#ubuntu-us-la 2012-03-16
<haz3lnut> why is this channel still so small?
<haz3lnut> Ubuntu should be taking over the world by now.
<haz3lnut> anyone here?
<haz3lnut> Ok Rob, I'll stay for a bit. But I might be sleeping by the time someone else comes on :-)
<Robdgreat> hello
<Robdgreat> this channel used to be quite a bit more active than it has been in recent (quite a few) months
<haz3lnut> zzzz
<haz3lnut> lazy suthinahs :-)
<haz3lnut> We live in the wrong state
<haz3lnut> Headed to bed, will check back in the AM.
<Robdgreat> yo yo yo yo
<r2d2rogers> haz3lnut: you about?
<Robdgreat> !
<Robdgreat> holy crap it's a Rogers
<r2d2rogers> howdy
<r2d2rogers> I think I'm gearing up for a baord game night instead of a minecraft one.

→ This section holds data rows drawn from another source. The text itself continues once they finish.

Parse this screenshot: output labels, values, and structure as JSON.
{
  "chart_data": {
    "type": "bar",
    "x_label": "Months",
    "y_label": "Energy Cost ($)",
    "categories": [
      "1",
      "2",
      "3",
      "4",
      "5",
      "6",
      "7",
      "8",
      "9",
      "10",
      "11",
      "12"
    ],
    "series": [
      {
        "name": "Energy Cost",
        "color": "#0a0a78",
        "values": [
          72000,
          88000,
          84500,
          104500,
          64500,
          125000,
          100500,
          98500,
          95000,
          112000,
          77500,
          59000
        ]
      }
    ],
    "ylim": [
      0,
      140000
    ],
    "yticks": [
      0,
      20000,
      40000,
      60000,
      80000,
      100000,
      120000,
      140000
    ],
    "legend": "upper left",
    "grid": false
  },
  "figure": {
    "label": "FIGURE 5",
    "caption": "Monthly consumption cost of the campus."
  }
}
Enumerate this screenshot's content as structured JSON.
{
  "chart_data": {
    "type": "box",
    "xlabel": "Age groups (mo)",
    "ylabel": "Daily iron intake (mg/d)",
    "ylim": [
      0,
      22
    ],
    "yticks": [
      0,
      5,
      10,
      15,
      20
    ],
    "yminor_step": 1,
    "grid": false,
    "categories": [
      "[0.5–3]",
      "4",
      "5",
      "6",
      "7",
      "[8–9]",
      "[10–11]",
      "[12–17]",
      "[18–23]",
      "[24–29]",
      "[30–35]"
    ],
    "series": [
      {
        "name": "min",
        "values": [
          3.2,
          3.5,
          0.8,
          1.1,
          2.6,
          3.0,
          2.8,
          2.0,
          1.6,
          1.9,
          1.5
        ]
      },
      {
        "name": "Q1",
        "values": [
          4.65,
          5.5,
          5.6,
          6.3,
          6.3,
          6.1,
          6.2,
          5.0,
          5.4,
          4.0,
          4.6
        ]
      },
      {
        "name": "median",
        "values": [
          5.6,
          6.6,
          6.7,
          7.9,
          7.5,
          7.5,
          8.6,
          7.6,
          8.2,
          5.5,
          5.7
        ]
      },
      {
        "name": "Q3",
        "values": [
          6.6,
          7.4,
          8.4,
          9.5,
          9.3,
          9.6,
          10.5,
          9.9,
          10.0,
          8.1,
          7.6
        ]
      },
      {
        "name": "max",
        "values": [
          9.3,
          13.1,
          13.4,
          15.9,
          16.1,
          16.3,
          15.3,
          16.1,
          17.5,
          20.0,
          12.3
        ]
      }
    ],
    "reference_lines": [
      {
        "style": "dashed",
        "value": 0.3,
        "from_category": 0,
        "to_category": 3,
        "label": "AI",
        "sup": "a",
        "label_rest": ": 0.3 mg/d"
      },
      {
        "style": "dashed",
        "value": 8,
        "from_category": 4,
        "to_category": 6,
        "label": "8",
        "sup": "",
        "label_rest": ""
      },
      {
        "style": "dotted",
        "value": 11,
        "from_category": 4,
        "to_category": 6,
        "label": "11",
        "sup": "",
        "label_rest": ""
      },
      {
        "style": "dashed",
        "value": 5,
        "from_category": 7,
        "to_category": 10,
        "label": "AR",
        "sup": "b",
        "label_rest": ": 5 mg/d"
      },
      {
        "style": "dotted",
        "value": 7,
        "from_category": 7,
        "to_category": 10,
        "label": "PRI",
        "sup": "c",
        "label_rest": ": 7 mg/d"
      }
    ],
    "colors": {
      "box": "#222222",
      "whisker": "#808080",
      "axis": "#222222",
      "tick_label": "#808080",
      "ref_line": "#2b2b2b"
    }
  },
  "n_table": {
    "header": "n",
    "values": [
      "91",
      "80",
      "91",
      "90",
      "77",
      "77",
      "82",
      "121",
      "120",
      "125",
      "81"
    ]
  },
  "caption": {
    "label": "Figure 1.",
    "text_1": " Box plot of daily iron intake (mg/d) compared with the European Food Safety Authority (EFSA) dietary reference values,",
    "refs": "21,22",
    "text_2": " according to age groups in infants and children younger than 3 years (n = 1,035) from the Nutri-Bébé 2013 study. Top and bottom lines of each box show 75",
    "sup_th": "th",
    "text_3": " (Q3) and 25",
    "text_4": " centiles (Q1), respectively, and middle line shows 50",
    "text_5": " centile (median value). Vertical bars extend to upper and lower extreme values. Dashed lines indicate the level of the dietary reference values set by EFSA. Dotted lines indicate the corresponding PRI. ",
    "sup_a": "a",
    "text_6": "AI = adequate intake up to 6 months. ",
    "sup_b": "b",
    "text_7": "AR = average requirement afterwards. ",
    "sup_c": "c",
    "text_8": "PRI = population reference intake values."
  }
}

<Robdgreat> well phooey on you then
<Robdgreat> I'm not home tonight, anyway, and likely won't be on, but who knows
<Robdgreat> I might pop on from the laptop from my friend's place (though probably not - I think he's itching to finish the printer) and lay down some stone
<r2d2rogers> cool, I'll see if I'm right on the less computer time for my boys
<haz3lnut> I'm about now :-)
<haz3lnut> Had to pick up daughter from school.
<haz3lnut> Now I gotta go make her some soup.
<Robdgreat> >.>
<Robdgreat> darn, missed another 2.3 second window
<haz3lnut> back :-)
<haz3lnut> How is everyone?
<r2d2rogers> LOL
<r2d2rogers> wow